Example and Use Case – Data Orchestration Techniques
By Sheila Simpson / November 8, 2021 / No Comments / Amazon AWS Exams, Azure and AWS, Capabilities Covered by Tools, Microsoft Exams
Example and Use Case
Delta lakes have gained popularity as a reliable solution for processing delta files in data lakes. Regardless of the technology used, the steps for processing delta tables remain consistent as long as the technology supports delta table processing.
In this particular use case, Azure Data Factory (ADF) is utilized to process delta tables. ADF is chosen as the preferred option due to the scenario where new clients, particularly those with C-suite executives not involved, may be hesitant to adopt technologies like Databricks or Spark. These clients might prefer Microsoft-agnostic solutions, and in such cases Azure Data Factory serves as the best and easiest way to gradually introduce them to the benefits of using delta tables.
Figure 5-13. Flow for delta table creation using Azure Data Factory
To process files in delta tables using Azure Data Factory, you can follow these steps:
Set Up Azure Data Factory
• Create an Azure Data Factory instance in the Azure portal (Figure 5-14).
• Select the appropriate subscription, resource group, and region for your data factory.
Figure 5-14. Azure Data Factory instance screenshot
Define Source and Sink
• Identify the source where your files are located. It could be Azure Blob storage, Azure Data Lake Storage, or any other supported storage service.
• In Azure Data Factory, you need to define the source dataset, which involves specifying the connection details and file format of the source files. The source dataset can be a SQL server table, and if the table is hosted on-premises, you will need to use a self- hosted integration runtime to access the data. Alternatively, the source dataset can be a CSV file, TSV file, Parquet file, or other supported format.
Create a Pipeline
• Within Azure Data Factory, go to the Authoring section and select “Pipelines.”
• Create a new pipeline and provide a name for it.
• Add a copy activity to the pipeline that represents the file- processing task.
• Configure the activity to use the appropriate source and sink datasets.
• In case the data is being copied from an on-premises data source such as a file or on-premises database, you need to copy data first to a Native Azure source, such as Azure Delta Lake Storage, Azure SQl, Azure Synapse, using a copy activity.
• Load the data as CSV, Azure SQL/Synapse table, or Parquet in the Native Azure data source.
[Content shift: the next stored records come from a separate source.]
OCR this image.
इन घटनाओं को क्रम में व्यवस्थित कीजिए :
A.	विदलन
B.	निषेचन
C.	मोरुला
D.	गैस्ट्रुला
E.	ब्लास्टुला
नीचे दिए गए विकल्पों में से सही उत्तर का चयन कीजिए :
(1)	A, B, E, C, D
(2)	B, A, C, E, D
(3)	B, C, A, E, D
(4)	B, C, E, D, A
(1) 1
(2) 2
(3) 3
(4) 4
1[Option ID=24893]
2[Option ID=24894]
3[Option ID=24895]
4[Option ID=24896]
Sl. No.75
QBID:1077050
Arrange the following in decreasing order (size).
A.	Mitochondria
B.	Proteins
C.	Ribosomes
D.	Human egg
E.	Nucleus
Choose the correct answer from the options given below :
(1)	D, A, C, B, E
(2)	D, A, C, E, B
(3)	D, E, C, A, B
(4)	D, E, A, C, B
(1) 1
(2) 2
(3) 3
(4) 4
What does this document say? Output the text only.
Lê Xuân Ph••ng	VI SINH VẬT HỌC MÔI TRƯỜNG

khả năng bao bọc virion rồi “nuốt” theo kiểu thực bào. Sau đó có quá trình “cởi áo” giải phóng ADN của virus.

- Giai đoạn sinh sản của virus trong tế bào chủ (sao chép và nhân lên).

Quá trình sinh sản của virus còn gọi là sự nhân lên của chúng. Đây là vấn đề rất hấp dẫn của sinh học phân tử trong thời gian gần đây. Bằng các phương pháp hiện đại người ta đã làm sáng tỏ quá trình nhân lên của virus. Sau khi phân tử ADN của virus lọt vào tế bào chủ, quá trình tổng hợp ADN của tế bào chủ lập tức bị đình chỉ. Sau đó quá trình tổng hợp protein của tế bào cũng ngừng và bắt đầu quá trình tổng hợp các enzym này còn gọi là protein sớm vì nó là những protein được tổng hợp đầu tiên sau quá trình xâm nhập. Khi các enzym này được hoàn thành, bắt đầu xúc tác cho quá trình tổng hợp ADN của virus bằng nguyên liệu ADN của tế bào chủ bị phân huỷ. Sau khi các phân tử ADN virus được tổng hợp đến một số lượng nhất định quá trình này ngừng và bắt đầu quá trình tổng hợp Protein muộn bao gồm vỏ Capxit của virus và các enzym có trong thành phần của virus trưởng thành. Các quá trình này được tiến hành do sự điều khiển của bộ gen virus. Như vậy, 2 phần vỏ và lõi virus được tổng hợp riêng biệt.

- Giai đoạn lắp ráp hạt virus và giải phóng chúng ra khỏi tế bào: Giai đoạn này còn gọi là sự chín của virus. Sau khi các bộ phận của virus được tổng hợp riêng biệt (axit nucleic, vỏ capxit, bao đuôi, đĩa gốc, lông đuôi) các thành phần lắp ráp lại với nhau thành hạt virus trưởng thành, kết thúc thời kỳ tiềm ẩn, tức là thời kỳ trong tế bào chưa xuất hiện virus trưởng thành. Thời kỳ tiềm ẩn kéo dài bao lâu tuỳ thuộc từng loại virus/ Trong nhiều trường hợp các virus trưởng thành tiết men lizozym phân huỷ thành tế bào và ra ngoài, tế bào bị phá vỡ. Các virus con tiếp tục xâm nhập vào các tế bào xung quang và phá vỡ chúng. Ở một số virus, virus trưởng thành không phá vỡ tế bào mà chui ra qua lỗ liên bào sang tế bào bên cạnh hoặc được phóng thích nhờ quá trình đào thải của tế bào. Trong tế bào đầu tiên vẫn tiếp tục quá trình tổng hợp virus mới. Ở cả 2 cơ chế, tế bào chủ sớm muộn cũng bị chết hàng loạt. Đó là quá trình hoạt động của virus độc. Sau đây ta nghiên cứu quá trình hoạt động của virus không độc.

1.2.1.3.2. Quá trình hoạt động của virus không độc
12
The Figure below, labeled 5-15, illustrates a typical example of loading a Delta table via data flow in Data Factory along with other dataprocessing activities.
Figure 5-15. Azure Data Factory high-level activity for delta table load
Identify the target delta table where you want to load the processed data.
• Define the sink dataset in Azure Data Factory, specifying the connection details and format of the delta table.
Some Constraints and Options
Writing data in delta format is only supported through data flow in Azure Data Factory. Therefore, if the data is located on-premises, you will need to migrate it to Azure native Blob storage, ADLS Gen2, Azure SQL, or Synapse to proceed with delta format utilization.
To work with delta format in Azure Data Factory, you can utilize the self-hosted integration runtime by employing the copy activity. This allows you to save the data in Parquet or CSV format, which can then be further processed in delta format using Data Flow.
Alternatively, you have the option to use Python in Spark or Databricks notebook for data processing. These notebooks can be executed using the Azure Data Factory option to execute notebooks, enabling you to work with delta format seamlessly.
By considering these approaches, you can effectively work with delta format in Azure Data Factory. If the data is on-premises, ensure its migration to compatible storage, employ the self-hosted integration runtime for saving in compatible formats, or leverage Python and Spark capabilities via Databricks notebook execution in Azure Data Factory.